Still, he remains a long shot for the Cy Young according to oddsmakers. Milwaukee’s Jacob Misiorowski (8-3, 1.45 in 15 starts) is the favorite, and Philadelphia’s Cristopher Sánchez (9-3, 1.80) isn’t far removed from throwing 50 2/3 consecutive scoreless innings.
Ohtani is a runaway favorite to win another MVP, of course. He isn’t on pace for the eye-popping home run and stolen base stats he’s produced in the past, but he leads the National League in on-base percentage, and when you factor in his pitching value it’s hard to make a case for anyone else.
Trivia time
The very first Cy Young Award went to a member of the Dodgers, back in 1956 when there was one honor covering both leagues. Brooklyn’s Don Newcombe won it. Since moving to Los Angeles, the Dodgers have had seven pitchers win the Cy Young. Who were they?
Performance of the week
The first two cycles of the 2026 season took place this past week. Pete Crow-Armstrong completed the single-double-triple-homer set for the Chicago Cubs on Monday over Colorado. Then Bryce Harper of the Philadelphia Phillies during a rout of the New York Mets.
Crow-Armstrong did get picked off first immediately after the single that gave him the cycle — so give the slight edge to Harper here.
Honorable mention: Kyle Schwarber of the Phillies hit three home runs in the same game Harper hit for the cycle. The only other time two teammates pulled that off was June 3, 1932, when Lou Gehrig of the New York Yankees hit four home runs and Tony Lazzeri hit for the cycle. The Yankees beat the Philadelphia Athletics 20-13 that day.
Comeback of the week
The Athletics overcame a seven-run, sixth-inning deficit to beat the Los Angeles Angels 12-11 in 10 innings on Friday night. It was a wild evening, with the A’s taking a 4-0 lead before allowing 11 consecutive runs. The Angels had a win probability of 99% by the bottom of the seventh .

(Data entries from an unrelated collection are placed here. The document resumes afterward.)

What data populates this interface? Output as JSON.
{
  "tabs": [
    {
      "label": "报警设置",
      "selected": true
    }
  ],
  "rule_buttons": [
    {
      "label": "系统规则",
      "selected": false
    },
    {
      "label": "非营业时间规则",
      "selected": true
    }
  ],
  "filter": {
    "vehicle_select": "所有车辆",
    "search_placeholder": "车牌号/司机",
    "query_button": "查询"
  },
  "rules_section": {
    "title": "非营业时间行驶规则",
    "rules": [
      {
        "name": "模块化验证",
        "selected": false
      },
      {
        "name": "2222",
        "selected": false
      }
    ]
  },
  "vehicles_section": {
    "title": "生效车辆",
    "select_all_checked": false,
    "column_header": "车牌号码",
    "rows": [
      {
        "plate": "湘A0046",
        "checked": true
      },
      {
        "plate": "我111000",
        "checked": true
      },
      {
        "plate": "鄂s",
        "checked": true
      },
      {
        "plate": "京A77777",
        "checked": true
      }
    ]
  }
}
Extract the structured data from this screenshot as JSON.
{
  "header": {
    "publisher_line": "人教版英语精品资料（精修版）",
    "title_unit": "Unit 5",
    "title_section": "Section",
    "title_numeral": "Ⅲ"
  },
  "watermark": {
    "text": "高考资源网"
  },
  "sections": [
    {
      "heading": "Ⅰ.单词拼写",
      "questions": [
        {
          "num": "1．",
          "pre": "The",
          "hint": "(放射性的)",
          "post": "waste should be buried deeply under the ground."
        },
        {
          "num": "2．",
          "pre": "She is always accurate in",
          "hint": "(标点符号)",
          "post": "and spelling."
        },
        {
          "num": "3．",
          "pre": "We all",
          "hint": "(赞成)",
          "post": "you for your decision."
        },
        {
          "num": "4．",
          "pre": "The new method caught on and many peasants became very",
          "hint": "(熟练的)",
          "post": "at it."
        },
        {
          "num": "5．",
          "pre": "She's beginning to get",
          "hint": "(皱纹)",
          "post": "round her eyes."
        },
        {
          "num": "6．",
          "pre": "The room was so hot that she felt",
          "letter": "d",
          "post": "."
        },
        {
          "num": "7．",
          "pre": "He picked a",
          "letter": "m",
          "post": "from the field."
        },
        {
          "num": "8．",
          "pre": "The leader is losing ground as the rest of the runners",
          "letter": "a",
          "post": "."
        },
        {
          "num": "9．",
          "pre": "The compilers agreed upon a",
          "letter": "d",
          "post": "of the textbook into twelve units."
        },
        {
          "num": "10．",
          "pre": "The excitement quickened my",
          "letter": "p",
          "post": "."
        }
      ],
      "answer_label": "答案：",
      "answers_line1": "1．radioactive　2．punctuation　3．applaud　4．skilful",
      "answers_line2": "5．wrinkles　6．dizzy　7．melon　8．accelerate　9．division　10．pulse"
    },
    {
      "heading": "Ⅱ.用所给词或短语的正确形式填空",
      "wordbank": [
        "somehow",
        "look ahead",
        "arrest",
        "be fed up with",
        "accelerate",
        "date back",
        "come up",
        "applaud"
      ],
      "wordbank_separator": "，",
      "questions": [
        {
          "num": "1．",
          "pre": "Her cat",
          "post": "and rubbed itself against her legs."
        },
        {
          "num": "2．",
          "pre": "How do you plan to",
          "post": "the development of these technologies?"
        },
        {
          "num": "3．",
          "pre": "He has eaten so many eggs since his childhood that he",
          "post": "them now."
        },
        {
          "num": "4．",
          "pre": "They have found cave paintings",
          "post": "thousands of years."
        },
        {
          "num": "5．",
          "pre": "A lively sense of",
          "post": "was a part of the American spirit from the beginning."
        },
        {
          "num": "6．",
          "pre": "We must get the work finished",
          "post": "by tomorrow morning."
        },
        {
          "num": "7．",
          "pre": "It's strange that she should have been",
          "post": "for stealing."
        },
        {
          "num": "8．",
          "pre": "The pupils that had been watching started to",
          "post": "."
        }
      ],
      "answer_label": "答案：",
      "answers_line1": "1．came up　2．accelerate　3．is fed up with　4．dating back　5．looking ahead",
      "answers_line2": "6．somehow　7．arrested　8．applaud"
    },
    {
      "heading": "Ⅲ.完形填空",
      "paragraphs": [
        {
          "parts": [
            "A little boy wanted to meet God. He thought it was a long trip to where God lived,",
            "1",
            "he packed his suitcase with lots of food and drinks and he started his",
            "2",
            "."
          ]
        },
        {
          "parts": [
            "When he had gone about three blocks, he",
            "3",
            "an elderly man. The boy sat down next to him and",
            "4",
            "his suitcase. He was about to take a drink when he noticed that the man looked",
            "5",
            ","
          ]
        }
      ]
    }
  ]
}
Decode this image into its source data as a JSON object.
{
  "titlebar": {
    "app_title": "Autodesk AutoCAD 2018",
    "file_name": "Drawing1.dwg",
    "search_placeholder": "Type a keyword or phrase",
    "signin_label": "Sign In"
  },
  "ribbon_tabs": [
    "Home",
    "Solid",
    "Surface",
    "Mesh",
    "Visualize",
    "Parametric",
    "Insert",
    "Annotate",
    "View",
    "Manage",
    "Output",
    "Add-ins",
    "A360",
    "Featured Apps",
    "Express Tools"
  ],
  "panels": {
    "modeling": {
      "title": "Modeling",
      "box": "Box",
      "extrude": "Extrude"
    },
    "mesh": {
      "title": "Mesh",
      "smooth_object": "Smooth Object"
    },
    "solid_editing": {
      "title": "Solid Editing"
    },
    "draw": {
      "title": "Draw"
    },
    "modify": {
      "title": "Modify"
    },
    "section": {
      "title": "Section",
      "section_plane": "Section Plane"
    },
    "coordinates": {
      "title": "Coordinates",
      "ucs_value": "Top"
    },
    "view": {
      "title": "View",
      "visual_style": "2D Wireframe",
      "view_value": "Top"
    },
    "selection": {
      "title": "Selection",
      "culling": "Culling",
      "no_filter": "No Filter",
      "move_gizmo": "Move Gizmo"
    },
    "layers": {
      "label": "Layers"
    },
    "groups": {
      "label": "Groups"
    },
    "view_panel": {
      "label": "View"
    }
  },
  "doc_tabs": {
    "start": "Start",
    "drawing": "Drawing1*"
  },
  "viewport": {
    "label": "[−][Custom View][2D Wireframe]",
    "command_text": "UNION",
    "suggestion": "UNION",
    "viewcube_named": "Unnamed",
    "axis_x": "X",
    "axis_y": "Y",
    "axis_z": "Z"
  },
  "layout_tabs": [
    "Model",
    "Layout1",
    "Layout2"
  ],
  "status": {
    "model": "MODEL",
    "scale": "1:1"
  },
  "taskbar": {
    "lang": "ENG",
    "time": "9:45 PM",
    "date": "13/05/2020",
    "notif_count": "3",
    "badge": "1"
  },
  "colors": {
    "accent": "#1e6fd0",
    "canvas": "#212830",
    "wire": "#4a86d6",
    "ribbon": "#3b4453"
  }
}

The comeback began an inning earlier when Zack Gelof singled home a run to make it 11-5. With two outs in the seventh, Tyler Soderstrom walked and Jacob Wilson followed with a homer to cut the deficit to four. A two-run homer in the eighth by Max Muncy made it 11-9.
The A’s were down to their last out when Jonah Heim hit a tying two-run homer in the ninth. After Muncy, the third baseman, threw a runner out at the plate in the top of the 10th, the Athletics won when Nick Kurtz drew a bases-loaded walk in the bottom half.
The A’s (38-40) are 1 1/2 games out of first place in the AL West despite what is now the worst run differential in the AL at minus-54.
Trivia answer
Sandy Koufax (three times), Clayton Kershaw (three times), Don Drysdale, Mike Marshall, Fernando Valenzuela, Orel Hershiser and Eric Gagne.